Species: Cattle, sheep, horses, camelids, deer, dogs, cats, birds

Specimen: 2-4g faeces per animal 

Container: Plastic pottle

Collection protocol: Collect samples directly from rectum of animal (not from the ground unless freshly passed onto clean yard)

Special handling/shipping requirements:

Submit fresh or store in a refrigerator* until transport to a laboratory. Do not freeze.

*It is important that faecal samples for larval cultures are not refrigerated at all. In cases where both FECs and larval cultures are required on the same set of samples it is recommended that a sub-sample be removed from each individual sample and pooled. The individual samples for FEC can be refrigerated while the pooled sample should be clearly identified as being for larval culture and kept at room temperature. 

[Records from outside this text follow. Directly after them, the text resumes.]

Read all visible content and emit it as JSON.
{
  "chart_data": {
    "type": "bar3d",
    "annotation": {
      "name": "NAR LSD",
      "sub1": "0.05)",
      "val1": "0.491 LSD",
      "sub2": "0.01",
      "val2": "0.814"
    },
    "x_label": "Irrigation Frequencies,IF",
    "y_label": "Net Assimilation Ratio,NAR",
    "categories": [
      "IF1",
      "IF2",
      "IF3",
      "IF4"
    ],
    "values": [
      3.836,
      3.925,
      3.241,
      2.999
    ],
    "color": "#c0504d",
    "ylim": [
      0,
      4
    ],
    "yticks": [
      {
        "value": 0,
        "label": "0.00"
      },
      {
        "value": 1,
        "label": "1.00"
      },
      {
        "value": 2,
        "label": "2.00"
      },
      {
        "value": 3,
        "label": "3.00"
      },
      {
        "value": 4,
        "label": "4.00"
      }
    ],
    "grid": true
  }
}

General information about the disease:

Grazing ruminants in New Zealand are rarely free of worm infection, though effects on stock health and productivity vary widely. Clinical effects of enteric parasitism include ill thrift, diarrhoea, anaemia, and death in severe cases. The degree of damage is influenced by the numbers and identities of the parasites present, host age, immunity, general health, and nutrition. 

General information about when the test is indicated:

FECs are used to monitor the effectiveness of worm control programmes, help in the differential diagnosis of cases of scouring and ill thrift, aid drench decision-making, and investigate suspected drench resistance.

Any statement regarding significance of FECs will only be a guide. Interpretation must take into account the age, class, origin, state of nutrition, environment, stage of season, and concurrent disease state of infected animals. 

SHEEP

FECs provide a relatively robust estimate of worm burdens in sheep and goats, especially those in the first year of life. An exception applies in the case of Nematodirus infections, where limited reliance should be placed on egg counts for diagnostic purposes.  A FEC of 500 eggs per gram is generally considered high enough to require treatment in order to limit pasture contamination and subclinical disease. Treatment may be advisable at lower counts depending on the circumstances.

CATTLE

FEC in cattle are considered more variable and of less diagnostic value than those in small ruminants due to the stereotypic suppression of Ostertagia ovulation as host immunity develops. However, Ostertagia infections rarely occur in isolation and Cooperia and Trichostrongylus egg production may not be affected by host immunity to the same degree. Consequently, in mixed infections, FECs may still provide useful guidelines regarding herd parasite status, especially in cattle less than 18 months old. FECs in older cattle are frequently unreliable unless a breakdown in host immunity reveals high FECs. In cattle, a FEC of 150-250 is generally considered high enough to require treatment. Clinically affected cattle with diarrhoea often have >1,000 epg.  

HORSES

FECs are only an approximate guide to worm burden. Clinical history and knowledge of seasonal pattern of parasites in specific geographical regions will assist in interpretation of FECs. The following FECs may indicate clinical disease:

• Up to 15 months of age – 100 epg
• 2-year-old – 200 epg
• 2-6-year-old – 400 epg
• >6-year-old – 600 epg 

Comparison with other related tests:

FECs provide little information on the identity of the worm genera represented. This can be overcome by the use of faecal larval cultures in conjunction with FEC. FEC and larval culture are both necessary for the calculation of faecal egg count reductions to determine drench resistance. Total worm counts on abomasal and small intestinal contents can provide more accurate information on parasite burden than FECs.

Serum pepsinogen may be used as an estimate of abomasal ostertagiasis in young cattle.

FEC is part of the small animal diarrhoea panel (FEC, coccidia, Campylobacter, Salmonella, Giardia, and Crytposporidium).